Race Day: Warm-Up Workout
Put a spring in your step before you hit the starting line: Swap your usual stretches for this five-minute pre-run prep from Janet Hamilton, author of Running Strong & Injury Free, to get your legs loose and juiced.
1. Walk or jog slowly for three minutes.
2. Do walking lunges. Stand with feet hip-width apart, arms by sides. Take a giant step forward with right leg, bending knees 90 degrees, right knee above ankle. Stand up; switch legs and repeat. Do 20 reps, alternating sides.
3. Bound forward. Run with long, leaping strides (front knee high, back leg fully extended). Continue for 30 seconds.
4. March like a toy soldier. Stand with feet shoulder-width apart, arms extended at shoulder level in front of you, palms down, back tall. Walk forward, kicking left leg straight up so toes touch left palm, then right leg up to right palm. Continue for 30 seconds.
Race-Day Tips from the Pros
Find the drive to go the distance with these tips from marathon veterans:
Just show up.
"I never think 'all or nothing,'" says three-time MORE Marathon winner Susan Loken. "If I'm not motivated to do an entire workout, I'll do a quick four-mile run and I still feel like I've accomplished something. Even better, nine out of 10 times, I end up going the whole distance."

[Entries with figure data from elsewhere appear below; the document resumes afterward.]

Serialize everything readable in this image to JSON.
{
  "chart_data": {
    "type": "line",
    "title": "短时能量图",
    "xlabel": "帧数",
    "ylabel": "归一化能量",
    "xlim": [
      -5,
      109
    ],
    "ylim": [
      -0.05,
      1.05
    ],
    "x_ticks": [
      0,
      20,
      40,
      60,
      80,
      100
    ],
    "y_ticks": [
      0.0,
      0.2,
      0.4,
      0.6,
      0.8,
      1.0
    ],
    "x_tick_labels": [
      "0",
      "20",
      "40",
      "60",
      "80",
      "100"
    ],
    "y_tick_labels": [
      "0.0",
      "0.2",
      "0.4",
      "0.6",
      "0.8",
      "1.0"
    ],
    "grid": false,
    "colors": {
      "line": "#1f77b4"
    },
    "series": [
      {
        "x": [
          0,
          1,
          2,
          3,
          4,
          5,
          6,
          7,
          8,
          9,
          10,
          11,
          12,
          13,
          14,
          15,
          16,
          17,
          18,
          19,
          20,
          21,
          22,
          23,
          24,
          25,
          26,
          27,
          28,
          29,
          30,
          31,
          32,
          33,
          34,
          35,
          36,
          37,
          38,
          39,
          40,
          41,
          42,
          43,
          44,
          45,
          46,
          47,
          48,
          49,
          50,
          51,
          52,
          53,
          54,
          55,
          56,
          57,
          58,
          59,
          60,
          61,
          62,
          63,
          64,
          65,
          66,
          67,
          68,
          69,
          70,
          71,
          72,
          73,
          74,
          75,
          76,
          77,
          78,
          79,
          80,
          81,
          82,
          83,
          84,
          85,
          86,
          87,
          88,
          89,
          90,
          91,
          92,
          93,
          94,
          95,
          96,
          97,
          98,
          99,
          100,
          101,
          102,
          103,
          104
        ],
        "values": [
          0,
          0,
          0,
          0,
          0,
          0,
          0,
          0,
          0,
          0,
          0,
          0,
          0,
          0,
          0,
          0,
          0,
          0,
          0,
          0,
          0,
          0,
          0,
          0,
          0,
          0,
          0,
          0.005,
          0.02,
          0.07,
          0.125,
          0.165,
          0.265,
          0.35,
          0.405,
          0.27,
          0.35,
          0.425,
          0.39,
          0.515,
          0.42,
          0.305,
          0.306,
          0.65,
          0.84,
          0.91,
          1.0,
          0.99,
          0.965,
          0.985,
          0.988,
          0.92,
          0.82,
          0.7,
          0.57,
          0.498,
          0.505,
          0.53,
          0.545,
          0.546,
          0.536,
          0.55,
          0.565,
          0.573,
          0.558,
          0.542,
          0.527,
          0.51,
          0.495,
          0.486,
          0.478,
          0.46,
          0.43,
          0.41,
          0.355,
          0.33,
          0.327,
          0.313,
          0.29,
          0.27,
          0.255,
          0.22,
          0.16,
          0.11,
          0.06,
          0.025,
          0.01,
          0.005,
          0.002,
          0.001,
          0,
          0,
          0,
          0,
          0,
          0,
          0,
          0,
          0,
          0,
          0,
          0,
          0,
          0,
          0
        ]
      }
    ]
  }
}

Keep your eyes on the prize.
"When I go through a bad patch in training, I refocus on my goals and remind myself that it's worth it," says Kara Goucher, who placed third in the 2008 ING New York City Marathon with the fastest-ever marathon debut by an American woman. "If you can push through those times once, you'll know you can do it again."
Seek out inspiration.
"I pick up page-turner books about amazing physical feats like swimming across the English Channel," says Tera Moody, who finished fifth in the women's marathon at the 2008 U.S. Olympic Team Trials. After that, my training simply doesn't seem so bad!"
Outfit Yourself: Race-Day Emergency Kit
Dodge any runner bummer with these on-the-go essentials.

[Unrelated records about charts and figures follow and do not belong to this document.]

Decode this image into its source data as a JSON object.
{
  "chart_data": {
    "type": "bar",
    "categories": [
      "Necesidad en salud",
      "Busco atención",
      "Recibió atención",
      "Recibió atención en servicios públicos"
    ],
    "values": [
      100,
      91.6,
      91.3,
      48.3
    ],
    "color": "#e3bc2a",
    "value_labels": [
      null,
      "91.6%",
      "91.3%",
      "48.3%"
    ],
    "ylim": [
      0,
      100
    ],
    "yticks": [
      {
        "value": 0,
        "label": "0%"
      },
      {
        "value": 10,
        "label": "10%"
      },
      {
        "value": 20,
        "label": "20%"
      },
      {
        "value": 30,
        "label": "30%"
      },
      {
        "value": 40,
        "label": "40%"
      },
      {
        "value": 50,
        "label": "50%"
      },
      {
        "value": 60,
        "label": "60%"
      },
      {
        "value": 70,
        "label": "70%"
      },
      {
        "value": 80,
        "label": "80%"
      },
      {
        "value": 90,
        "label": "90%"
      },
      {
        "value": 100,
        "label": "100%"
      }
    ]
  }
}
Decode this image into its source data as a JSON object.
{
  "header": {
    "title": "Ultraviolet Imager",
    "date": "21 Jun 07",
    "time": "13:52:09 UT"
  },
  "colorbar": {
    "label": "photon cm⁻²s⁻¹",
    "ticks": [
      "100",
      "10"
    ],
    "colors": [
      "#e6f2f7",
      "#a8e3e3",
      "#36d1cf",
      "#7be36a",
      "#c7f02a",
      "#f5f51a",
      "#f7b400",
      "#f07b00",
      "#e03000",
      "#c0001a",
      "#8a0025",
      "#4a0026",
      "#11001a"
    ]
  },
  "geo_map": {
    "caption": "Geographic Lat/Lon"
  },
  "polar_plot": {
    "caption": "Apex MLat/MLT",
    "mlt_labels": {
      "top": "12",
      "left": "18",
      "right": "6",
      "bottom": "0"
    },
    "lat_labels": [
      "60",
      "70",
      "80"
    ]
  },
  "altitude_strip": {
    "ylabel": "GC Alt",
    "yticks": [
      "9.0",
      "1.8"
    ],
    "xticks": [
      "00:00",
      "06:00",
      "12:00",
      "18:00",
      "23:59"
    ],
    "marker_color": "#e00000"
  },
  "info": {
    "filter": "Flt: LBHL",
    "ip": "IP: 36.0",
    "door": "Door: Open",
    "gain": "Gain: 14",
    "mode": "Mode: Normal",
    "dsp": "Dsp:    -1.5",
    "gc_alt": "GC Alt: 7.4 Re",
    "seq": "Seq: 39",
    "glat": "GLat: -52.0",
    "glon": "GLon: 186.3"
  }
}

Fruity chews are a tasty way to get electrolytes. Eat one 100-calorie pack of Luna Sport Moons every hour ($1.29, lunabar.com).
In case of rain, pack a cap! The Daybreak Women's Running Hat is breathable and wicks away sweat or water ($22, nike.com).

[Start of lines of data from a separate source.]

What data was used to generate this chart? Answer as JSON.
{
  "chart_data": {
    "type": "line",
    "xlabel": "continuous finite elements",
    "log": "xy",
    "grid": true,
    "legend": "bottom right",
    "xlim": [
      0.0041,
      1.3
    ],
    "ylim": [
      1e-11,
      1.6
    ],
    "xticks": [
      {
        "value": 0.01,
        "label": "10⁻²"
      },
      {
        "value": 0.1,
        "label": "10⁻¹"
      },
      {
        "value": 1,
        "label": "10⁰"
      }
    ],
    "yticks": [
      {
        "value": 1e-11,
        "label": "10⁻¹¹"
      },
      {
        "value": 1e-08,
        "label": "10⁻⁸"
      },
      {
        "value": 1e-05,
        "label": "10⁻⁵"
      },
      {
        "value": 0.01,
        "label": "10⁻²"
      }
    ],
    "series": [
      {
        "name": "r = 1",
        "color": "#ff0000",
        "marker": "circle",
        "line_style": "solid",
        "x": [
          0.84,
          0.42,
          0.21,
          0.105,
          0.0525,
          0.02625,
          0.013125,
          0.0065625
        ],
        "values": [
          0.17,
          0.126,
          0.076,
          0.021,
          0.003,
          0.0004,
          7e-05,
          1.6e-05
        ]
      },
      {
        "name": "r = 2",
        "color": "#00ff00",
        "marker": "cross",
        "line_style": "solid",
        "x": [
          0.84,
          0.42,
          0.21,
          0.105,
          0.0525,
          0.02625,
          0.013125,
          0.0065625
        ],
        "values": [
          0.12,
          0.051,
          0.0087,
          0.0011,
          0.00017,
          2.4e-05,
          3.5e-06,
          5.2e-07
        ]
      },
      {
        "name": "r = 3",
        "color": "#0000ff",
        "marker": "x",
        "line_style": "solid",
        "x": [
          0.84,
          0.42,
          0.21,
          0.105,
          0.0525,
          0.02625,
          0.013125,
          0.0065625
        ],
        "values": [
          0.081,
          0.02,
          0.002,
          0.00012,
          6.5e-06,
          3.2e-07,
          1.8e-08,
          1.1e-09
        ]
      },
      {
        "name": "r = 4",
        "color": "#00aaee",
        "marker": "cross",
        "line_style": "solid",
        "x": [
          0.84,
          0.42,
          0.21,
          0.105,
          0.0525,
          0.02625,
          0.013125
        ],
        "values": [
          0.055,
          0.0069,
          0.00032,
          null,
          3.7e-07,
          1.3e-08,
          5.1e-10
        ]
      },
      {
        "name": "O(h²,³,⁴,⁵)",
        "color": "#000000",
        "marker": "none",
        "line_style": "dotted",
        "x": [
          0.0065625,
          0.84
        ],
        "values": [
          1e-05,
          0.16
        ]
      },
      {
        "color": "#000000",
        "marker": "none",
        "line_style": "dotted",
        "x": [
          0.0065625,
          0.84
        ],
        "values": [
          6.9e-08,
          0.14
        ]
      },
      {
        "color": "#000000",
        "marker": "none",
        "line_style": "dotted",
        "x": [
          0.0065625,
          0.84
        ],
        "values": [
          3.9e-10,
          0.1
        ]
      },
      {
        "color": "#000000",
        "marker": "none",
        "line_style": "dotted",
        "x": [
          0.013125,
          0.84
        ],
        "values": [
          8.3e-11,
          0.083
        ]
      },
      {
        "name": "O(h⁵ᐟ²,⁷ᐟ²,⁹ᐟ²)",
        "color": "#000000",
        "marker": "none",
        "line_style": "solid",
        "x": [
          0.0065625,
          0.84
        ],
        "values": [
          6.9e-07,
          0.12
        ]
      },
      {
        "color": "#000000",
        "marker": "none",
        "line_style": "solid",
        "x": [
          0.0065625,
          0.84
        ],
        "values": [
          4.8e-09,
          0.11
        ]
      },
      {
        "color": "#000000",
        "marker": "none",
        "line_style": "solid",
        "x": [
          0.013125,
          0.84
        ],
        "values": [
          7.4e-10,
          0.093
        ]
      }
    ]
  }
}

Don't let a sunburn ruin your run. Coola Sport 45 SPF water-resistant sunscreen stays put as you sweat ($32 for 5 ounces, coolasuncare.com for info).
Nexcare Active Waterproof Blister Pads stick to sweaty feet and offer extra cushioning ($3.19 to $4.49, drugstores).
Asics Chafe Free Endurance Gel dries instantly ($7, asics.com for stores).
Keep lips moist and sun-safe with Nivea A Kiss of Protection SPF 30 balm. It contains soothing shea butter and vitamin E ($3, drugstores).
The CamelBak Delaney run-walk belt comes with a 24-ounce water bottle and four pockets ($40, camelback.com for info).